Preescolar de 3 años de edad, procedente de resguardo indígena, sin antecedentes de importancia. Consulta por cuadro clínico de 8 días de evolución consistente en dolor en rodilla derecha, limitación funcional severa, fiebre alta no cuantificada y rápido deterioro de su estado general; refiere concomitantemente dificultad respiratoria y aparición de lesiones pustulosas en muslo derecho, al igual que lesiones violáceas en extremidades superiores, motivo por el cual consulta al hospital local de donde es remitido al tercer nivel de atención.

Preguntas

¿Cuál es su diagnóstico?
¿Qué ayudas diagnósticas solicitaría?
¿Cómo haría el manejo inicial de este paciente?
¿Por qué se presentan las lesiones observadas en las manos?

Discusión

El caso presentado corresponde a un paciente con una endocarditis infecciosa (EI) aguda y fulminante causada por Estafilococo aureus.

La Endocarditis Infecciosa es una enfermedad rara, pero con alta mortalidad cuya epidemiología ha venido cambiando en los últimos años. La enfermedad cardiaca reumática y las cardiopatías congénitas no operadas eran sus principales factores predisponentes, en la actualidad, las cardiopatías congénitas operadas con shunt residual y uso de material protésico se están imponiendo como el principal factor de riesgo para esta infección, es importante anotar que en el 8 al 10% de los pacientes, la infección se presentará sin un factor de riesgo identificado y como consecuencia de bacteremia por estafilococo aureus principalmente.

La gran mayoría de los agentes causantes de EI son cocos gram positivos, ej. Estreptococo viridans, Estafilococo aureus, Estafilococos coagulasa negativos y Enterococos junto con microorganismos fastidiosos agrupados bajo el acrónimo HACEK (Haemophilus species, Aggregatibacter species, Cardiobacterium hominis, Eikenella corrodens, and Kingella species); en la actualidad el Estafilococo aureus ha desplazado al Estreptococo viridans como el principal responsable de la EI, lo cual refleja los factores de riesgo cambiantes para la enfermedad tales como hospitalizaciones, uso de catéteres y dispositivos intravasculares y la cirugía cardiovascular. Otros microorganismos, al igual que los hongos, son menos frecuentemente asociados con esta patología.

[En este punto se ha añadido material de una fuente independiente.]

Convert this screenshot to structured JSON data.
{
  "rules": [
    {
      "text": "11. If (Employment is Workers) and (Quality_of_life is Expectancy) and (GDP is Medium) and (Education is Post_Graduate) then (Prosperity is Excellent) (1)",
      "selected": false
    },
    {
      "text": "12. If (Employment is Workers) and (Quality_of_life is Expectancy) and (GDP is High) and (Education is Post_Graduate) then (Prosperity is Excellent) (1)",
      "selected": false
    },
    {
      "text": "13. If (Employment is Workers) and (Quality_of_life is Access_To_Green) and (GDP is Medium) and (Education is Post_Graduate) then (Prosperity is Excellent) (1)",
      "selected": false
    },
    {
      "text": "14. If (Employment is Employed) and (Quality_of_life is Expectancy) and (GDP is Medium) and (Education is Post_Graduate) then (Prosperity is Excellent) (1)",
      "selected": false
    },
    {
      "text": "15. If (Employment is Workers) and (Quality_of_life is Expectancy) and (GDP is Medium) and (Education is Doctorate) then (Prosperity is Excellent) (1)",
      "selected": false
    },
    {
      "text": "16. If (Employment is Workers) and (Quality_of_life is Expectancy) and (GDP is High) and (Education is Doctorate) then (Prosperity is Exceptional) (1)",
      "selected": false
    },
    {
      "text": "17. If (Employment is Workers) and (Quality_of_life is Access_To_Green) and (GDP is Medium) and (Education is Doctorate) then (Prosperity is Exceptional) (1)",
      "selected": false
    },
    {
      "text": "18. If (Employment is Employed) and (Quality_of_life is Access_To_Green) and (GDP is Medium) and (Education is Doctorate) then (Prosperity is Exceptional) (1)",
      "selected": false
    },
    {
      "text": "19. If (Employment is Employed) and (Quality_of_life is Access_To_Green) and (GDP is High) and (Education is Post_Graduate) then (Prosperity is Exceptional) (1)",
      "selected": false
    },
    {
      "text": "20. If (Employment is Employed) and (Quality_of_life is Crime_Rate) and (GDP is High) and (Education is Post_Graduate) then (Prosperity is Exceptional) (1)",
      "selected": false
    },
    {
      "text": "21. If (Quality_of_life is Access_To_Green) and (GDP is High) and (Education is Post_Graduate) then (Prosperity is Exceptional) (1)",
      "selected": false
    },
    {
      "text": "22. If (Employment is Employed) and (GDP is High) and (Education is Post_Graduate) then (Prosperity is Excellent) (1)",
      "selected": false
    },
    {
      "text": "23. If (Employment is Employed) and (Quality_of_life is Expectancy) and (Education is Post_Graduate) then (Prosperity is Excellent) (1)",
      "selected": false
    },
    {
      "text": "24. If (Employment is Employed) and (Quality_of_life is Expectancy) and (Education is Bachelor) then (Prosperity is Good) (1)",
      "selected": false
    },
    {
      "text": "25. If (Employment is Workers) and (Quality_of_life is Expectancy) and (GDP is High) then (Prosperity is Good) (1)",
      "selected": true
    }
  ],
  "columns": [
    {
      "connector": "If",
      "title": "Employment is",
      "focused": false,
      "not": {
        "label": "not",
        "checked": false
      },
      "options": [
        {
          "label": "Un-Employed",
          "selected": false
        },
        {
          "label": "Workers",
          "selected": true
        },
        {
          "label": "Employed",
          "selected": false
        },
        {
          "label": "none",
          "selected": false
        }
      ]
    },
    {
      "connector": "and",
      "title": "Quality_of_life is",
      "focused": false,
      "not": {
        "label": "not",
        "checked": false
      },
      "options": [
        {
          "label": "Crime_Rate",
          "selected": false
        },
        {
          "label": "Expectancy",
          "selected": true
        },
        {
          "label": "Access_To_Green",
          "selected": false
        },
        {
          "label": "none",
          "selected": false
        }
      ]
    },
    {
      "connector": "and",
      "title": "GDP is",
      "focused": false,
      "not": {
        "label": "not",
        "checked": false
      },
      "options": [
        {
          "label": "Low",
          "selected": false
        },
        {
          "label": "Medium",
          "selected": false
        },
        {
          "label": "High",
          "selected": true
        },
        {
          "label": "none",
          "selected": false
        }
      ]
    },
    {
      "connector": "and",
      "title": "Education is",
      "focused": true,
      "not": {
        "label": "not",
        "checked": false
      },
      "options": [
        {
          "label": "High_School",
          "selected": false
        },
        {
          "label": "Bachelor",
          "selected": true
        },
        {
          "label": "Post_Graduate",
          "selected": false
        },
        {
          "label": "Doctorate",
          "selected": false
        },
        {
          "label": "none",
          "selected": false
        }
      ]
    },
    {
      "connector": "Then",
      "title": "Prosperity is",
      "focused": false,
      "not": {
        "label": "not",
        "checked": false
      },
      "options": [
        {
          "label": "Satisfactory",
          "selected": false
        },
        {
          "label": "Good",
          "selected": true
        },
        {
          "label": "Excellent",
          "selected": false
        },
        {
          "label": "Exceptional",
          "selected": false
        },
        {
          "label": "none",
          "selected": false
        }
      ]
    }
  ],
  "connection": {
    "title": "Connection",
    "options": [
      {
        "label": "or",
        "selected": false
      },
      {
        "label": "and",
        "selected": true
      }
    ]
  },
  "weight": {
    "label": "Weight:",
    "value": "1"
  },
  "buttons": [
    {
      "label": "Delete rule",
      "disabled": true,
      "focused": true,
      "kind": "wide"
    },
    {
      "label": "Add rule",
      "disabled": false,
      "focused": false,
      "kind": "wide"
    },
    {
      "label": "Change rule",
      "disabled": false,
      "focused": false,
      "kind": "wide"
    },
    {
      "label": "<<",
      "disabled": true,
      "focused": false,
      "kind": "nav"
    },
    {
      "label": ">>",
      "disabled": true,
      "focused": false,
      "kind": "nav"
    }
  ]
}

La fisiopatología de la Endocarditis infecciosa, inicia con un flujo turbulento a alta velocidad que lesiona el endotelio vascular y predispone a trombogénesis y endocarditis trombótica no bacteriana; en algún momento y por circunstancias diversas, el paciente puede presentar una bacteremia, adherencia bacteriana al trombo, formación de la vegetación y embolia de la misma.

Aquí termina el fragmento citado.